The Old Testament regulates divorce without making it the ideal outcome for marriage. Jesus then points back to creation to show that God’s purpose for marriage is permanence, not convenience. The New Testament epistles apply that teaching pastorally to the church.
In the ancient world, divorce was often easier for men to initiate than for women, and marriage dissolution was part of ordinary social and legal life. Biblical teaching both reflects that world and sets moral limits on it, especially by confronting hardness of heart and covenant unfaithfulness.
Second Temple Jewish discussion included disagreement over what grounds could justify divorce, showing that the issue was already debated in Jesus’ day. Scripture, however, is the final authority for the church’s view of marriage and divorce.
Relevant passages use Hebrew and Greek terms for divorce, sending away, and covenant language, underscoring that the issue concerns both legal action and moral covenant faithfulness.

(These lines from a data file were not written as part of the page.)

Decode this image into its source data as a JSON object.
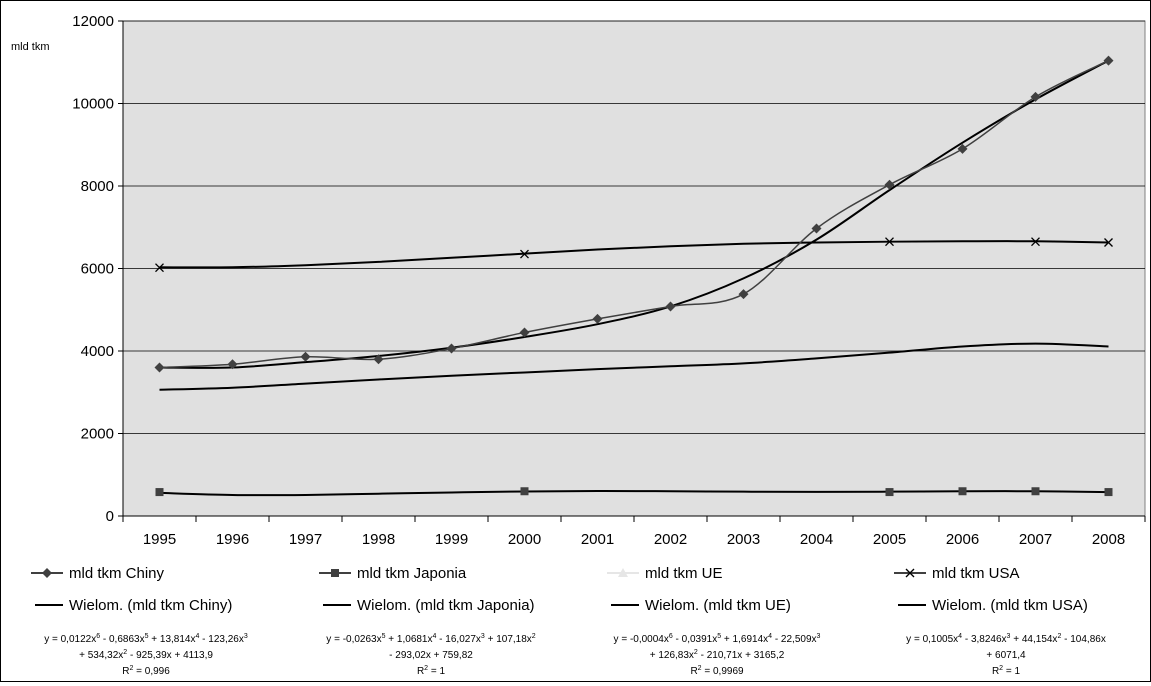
{
  "chart_data": {
    "type": "line",
    "title": "",
    "ylabel": "mld tkm",
    "xlabel": "",
    "categories": [
      "1995",
      "1996",
      "1997",
      "1998",
      "1999",
      "2000",
      "2001",
      "2002",
      "2003",
      "2004",
      "2005",
      "2006",
      "2007",
      "2008"
    ],
    "ylim": [
      0,
      12000
    ],
    "yticks": [
      0,
      2000,
      4000,
      6000,
      8000,
      10000,
      12000
    ],
    "grid": true,
    "plot_background": "#e0e0e0",
    "legend_position": "bottom",
    "series": [
      {
        "name": "mld tkm Chiny",
        "marker": "diamond",
        "color": "#404040",
        "values": [
          3600,
          3680,
          3860,
          3800,
          4060,
          4450,
          4780,
          5080,
          5380,
          6970,
          8030,
          8900,
          10160,
          11040
        ]
      },
      {
        "name": "mld tkm Japonia",
        "marker": "square",
        "color": "#404040",
        "values": [
          580,
          null,
          null,
          null,
          null,
          600,
          null,
          null,
          null,
          null,
          580,
          600,
          600,
          580
        ]
      },
      {
        "name": "mld tkm UE",
        "marker": "triangle",
        "color": "#e6e6e6",
        "values": [
          null,
          null,
          null,
          null,
          null,
          null,
          null,
          null,
          null,
          null,
          null,
          null,
          null,
          null
        ]
      },
      {
        "name": "mld tkm USA",
        "marker": "x",
        "color": "#000000",
        "values": [
          6020,
          null,
          null,
          null,
          null,
          6350,
          null,
          null,
          null,
          null,
          6650,
          null,
          6650,
          6630
        ]
      }
    ],
    "trendlines": [
      {
        "name": "Wielom. (mld tkm Chiny)",
        "equation_lines": [
          "y = 0,0122x<sup>6</sup> - 0,6863x<sup>5</sup> + 13,814x<sup>4</sup> - 123,26x<sup>3</sup>",
          "+ 534,32x<sup>2</sup> - 925,39x + 4113,9"
        ],
        "r2": "R<sup>2</sup> = 0,996",
        "values": [
          3600,
          3600,
          3730,
          3880,
          4080,
          4340,
          4650,
          5080,
          5760,
          6700,
          7900,
          9050,
          10100,
          11040
        ]
      },
      {
        "name": "Wielom. (mld tkm Japonia)",
        "equation_lines": [
          "y = -0,0263x<sup>5</sup> + 1,0681x<sup>4</sup> - 16,027x<sup>3</sup> + 107,18x<sup>2</sup>",
          "- 293,02x + 759,82"
        ],
        "r2": "R<sup>2</sup> = 1",
        "values": [
          560,
          510,
          510,
          540,
          570,
          595,
          605,
          600,
          590,
          585,
          590,
          600,
          600,
          580
        ]
      },
      {
        "name": "Wielom. (mld tkm UE)",
        "equation_lines": [
          "y = -0,0004x<sup>6</sup> - 0,0391x<sup>5</sup> + 1,6914x<sup>4</sup> - 22,509x<sup>3</sup>",
          "+ 126,83x<sup>2</sup> - 210,71x + 3165,2"
        ],
        "r2": "R<sup>2</sup> = 0,9969",
        "values": [
          3060,
          3110,
          3210,
          3310,
          3400,
          3480,
          3560,
          3630,
          3700,
          3820,
          3960,
          4110,
          4180,
          4110
        ]
      },
      {
        "name": "Wielom. (mld tkm USA)",
        "equation_lines": [
          "y = 0,1005x<sup>4</sup> - 3,8246x<sup>3</sup> + 44,154x<sup>2</sup> - 104,86x",
          "+ 6071,4"
        ],
        "r2": "R<sup>2</sup> = 1",
        "values": [
          6030,
          6030,
          6080,
          6160,
          6260,
          6360,
          6460,
          6540,
          6600,
          6630,
          6650,
          6660,
          6660,
          6630
        ]
      }
    ]
  }
}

Divorce practices highlight the biblical tension between God’s good design for marriage and human sin’s damage to covenant life. The topic bears directly on covenant faithfulness, sexual ethics, pastoral care, and the church’s responsibility to apply Scripture carefully.
Biblically, marriage is not merely a private contract but a covenantal union ordered by God. Divorce therefore is not just a procedural ending but a moral and relational rupture that must be evaluated under divine authority rather than individual preference.
Do not read Old Testament regulation as an endorsement of divorce as an ideal. Do not flatten the New Testament passages into a single proof-texted formula without accounting for context, audience, and the various cases discussed. Christians differ on the application of the exception clause in Matthew and Paul’s instruction regarding abandonment, so charitable and text-driven interpretation is necessary.
Evangelical interpreters commonly agree that divorce is contrary to God’s original intent, but they differ on the precise scope of permissible divorce and remarriage. The main disagreements concern the force of Jesus’ exception clause and Paul’s teaching about the unbelieving spouse.
Scripture presents marriage as a covenant before God, not a disposable arrangement. Divorce is morally serious and never to be treated casually. Any Christian application must stay within the bounds of Scripture, avoid permissiveness, and avoid adding rules that the text itself does not clearly require.
This topic matters for counseling, church discipline, remarriage questions, protection of the vulnerable, and wise pastoral care. It also helps readers distinguish between biblical ideals and the accommodations Scripture makes in a fallen world.